Dünya sıkıcı. Türkiye hüzünlü. Dünyanın derdini çekiyoruz çünkü.
"Yalnız hüznü vardır kalbi olanın" diyor İlhami Çiçek. Bize bir kalbimiz olduğunu hatırlatıyor. Kalbimiz, Türkiye'ye tebessüm ediyor, dünya hüznümüzü büyütüyor.
Döne döne türkülere dönüyorum ben de. Döne döne Erciyes'e, Gesi bağlarına dönüyorum.
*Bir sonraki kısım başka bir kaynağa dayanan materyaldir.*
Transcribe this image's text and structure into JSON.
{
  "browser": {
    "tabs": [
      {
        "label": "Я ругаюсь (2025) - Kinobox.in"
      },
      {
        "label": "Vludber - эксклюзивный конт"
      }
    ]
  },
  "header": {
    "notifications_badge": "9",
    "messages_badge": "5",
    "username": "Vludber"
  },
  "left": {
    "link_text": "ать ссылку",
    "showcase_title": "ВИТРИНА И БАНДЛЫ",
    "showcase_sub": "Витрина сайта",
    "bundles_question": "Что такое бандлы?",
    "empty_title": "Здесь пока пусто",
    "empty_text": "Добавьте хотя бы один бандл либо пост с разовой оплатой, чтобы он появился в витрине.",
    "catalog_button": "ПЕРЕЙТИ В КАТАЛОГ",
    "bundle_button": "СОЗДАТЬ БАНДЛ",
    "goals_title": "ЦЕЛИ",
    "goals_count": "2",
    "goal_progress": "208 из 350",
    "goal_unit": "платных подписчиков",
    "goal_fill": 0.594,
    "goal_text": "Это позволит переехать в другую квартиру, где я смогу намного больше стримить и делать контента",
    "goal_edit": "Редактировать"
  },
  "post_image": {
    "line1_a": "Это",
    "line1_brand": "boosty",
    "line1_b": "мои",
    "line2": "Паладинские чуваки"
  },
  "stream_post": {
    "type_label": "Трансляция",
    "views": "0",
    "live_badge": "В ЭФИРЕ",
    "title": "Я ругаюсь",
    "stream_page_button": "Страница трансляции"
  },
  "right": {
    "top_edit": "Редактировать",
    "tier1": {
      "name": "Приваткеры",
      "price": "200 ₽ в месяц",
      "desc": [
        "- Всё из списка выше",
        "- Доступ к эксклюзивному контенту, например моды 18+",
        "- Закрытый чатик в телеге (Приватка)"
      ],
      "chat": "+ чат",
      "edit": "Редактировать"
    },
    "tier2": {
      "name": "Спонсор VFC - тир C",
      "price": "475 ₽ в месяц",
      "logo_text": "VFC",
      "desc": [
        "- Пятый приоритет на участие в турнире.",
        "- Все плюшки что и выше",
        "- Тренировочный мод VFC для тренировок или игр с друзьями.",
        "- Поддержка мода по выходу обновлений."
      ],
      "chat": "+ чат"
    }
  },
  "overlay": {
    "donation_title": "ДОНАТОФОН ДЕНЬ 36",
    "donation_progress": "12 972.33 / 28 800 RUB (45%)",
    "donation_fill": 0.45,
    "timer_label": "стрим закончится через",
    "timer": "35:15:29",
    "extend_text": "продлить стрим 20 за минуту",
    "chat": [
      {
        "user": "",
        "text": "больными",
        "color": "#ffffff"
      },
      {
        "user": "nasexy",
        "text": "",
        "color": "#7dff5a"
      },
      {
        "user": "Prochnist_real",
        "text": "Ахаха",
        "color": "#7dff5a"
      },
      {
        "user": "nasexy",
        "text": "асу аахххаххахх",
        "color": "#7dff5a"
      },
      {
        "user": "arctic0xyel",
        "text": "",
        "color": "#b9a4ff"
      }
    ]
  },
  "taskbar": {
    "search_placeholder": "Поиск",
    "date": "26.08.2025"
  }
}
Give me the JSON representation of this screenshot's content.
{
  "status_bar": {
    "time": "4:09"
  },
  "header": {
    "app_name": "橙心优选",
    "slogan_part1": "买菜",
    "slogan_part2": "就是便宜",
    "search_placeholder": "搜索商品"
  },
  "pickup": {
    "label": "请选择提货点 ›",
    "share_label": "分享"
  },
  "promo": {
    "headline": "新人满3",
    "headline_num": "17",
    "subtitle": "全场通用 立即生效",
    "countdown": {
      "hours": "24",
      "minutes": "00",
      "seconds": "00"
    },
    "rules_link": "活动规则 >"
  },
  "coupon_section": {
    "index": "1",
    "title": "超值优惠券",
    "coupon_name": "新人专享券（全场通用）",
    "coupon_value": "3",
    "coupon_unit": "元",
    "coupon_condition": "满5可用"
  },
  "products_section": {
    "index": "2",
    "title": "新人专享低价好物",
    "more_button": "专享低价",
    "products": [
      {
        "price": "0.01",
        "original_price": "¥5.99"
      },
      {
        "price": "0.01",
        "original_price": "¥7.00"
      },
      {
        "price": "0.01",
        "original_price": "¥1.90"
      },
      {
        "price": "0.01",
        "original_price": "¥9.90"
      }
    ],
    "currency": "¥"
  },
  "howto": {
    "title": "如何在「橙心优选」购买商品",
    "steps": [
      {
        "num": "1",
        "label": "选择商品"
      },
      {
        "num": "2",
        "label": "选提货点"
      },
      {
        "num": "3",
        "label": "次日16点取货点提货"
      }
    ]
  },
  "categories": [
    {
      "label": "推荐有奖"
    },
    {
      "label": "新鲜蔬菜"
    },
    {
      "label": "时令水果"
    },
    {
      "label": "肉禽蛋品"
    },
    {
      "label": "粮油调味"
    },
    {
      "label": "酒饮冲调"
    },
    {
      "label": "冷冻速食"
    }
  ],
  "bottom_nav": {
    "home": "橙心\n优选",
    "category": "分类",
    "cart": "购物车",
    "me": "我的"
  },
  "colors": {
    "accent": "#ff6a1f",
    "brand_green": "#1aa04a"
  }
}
Bu satırların yazarı Gesi bağlarında doğdu; üzüm bağında, üzümlerin içine... Belki de o yüzden üzümü, "Kimseler yanmasın anam yansın derdime"deki garipliği ve Türkiye'yi sevdi; 'sevgisi imandandır' diyerek bağrına bastı.
Gesi bağları muhabbet bağlarıdır.
Gesi bağları türküsü de öyledir; türküler kerim bir tarihten günümüze uzanan hüzün haberleridir. Bizim türkülerimiz çokluğumuza, tekliğimize, hüzne, melale dayanır. Onlar kaybolunca garipliğimiz de aşk da kaybolur.
İnsanın ve kelimenin başı dik, alnı açık olması aşk ile mümkündür.
Ahmet Hamdi Tanpınar, "Anadolu'nun gerçek romanını yazmak isteyenler muhteva yüklü türkülere eğildiklerinde onlarda çok şey bulacaklardır, bizim romanımız türkülerdedir," der.